El sábado acudí a Planes con la intención de disfrutar de la Festa del Xop y reunir material para mi sección Parada y fonda. No podía imaginarme que poco antes de las diez el jolgorio acabaría en tragedia: el enorme tronco, de unos quince metros de largo, rodó al fallar una de las tijeras que lo sostenía y mató a un chaval de Cocentaina en el acto, además de romperle la pierna a otro. Diez minutos antes sacaba fotos de la fiesta en el mismo punto donde se produjo el accidente. Desde el bar no oí gritos, sino como un sordo mugido de decepción y parálisis. Salí a la calle de un salto y antes de ver a la víctima mortal me encontré con un chico que se retorcía en el suelo, loco de dolor (no le había ocurrido nada), sujeto por sus amigos. La gente ­corría desorientada preguntando por los suyos y los niños temblaban abrazados a sus padres. Y ahí acabó todo. Empezaron a caer los goterones de un chaparrón misericordioso. Pocas veces me he sentido tan desolado.
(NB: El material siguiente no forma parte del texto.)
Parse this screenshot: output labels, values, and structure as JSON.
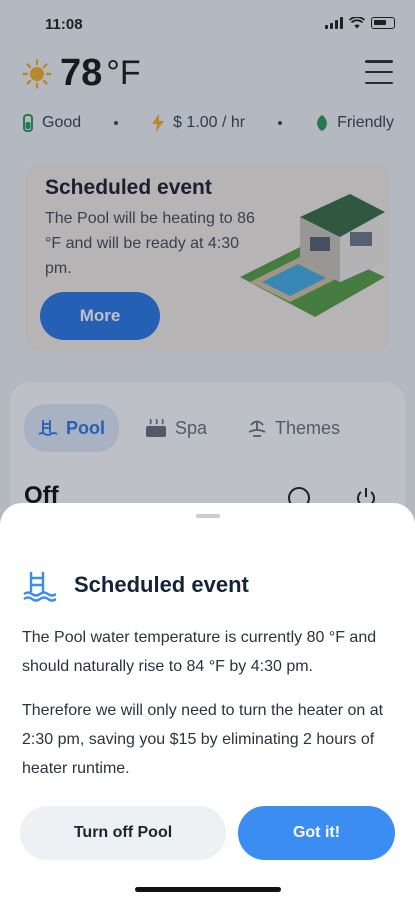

La Festa del Xop es un antiquísimo rito pagano cristianizado, como todos los mayos. Se plantan árboles en Millena, Agres y Altea, pero, como ocurre con la muixaranga, es muy probable que dos o tres generaciones atrás se celebraran fiestas parecidas en muchos otros pueblos. Como todo rito de iniciación y tránsito, comporta un riesgo: los chavales entran en el pueblo cargados con su chopo como si fuera un ariete para abatir las puertas de un castillo.

Algo habrá que hacer para que la muerte de este chico de 24 años no sea en vano. Vi el desarrollo del festejo desde el primer minuto: eligieron un chopo enorme, situado en una profunda hondonada y lejos del pueblo. Llegaron reventados. Dieciocho años ahora no significan lo mismo que hace treinta años y tampoco son muchos los habituados al duro trabajo físico. La impresión de esfuerzos desordenados y estériles era persistente. La falta de coordinación, muy visible. Algo habrá que hacer para salvaguardar los aspectos esenciales de esta fiesta y poder celebrarla con ciertas garantías sin necesidad de imponer la ley seca. El cura del pueblo aguantó allí hasta la llegada de los padres del desgraciado chaval.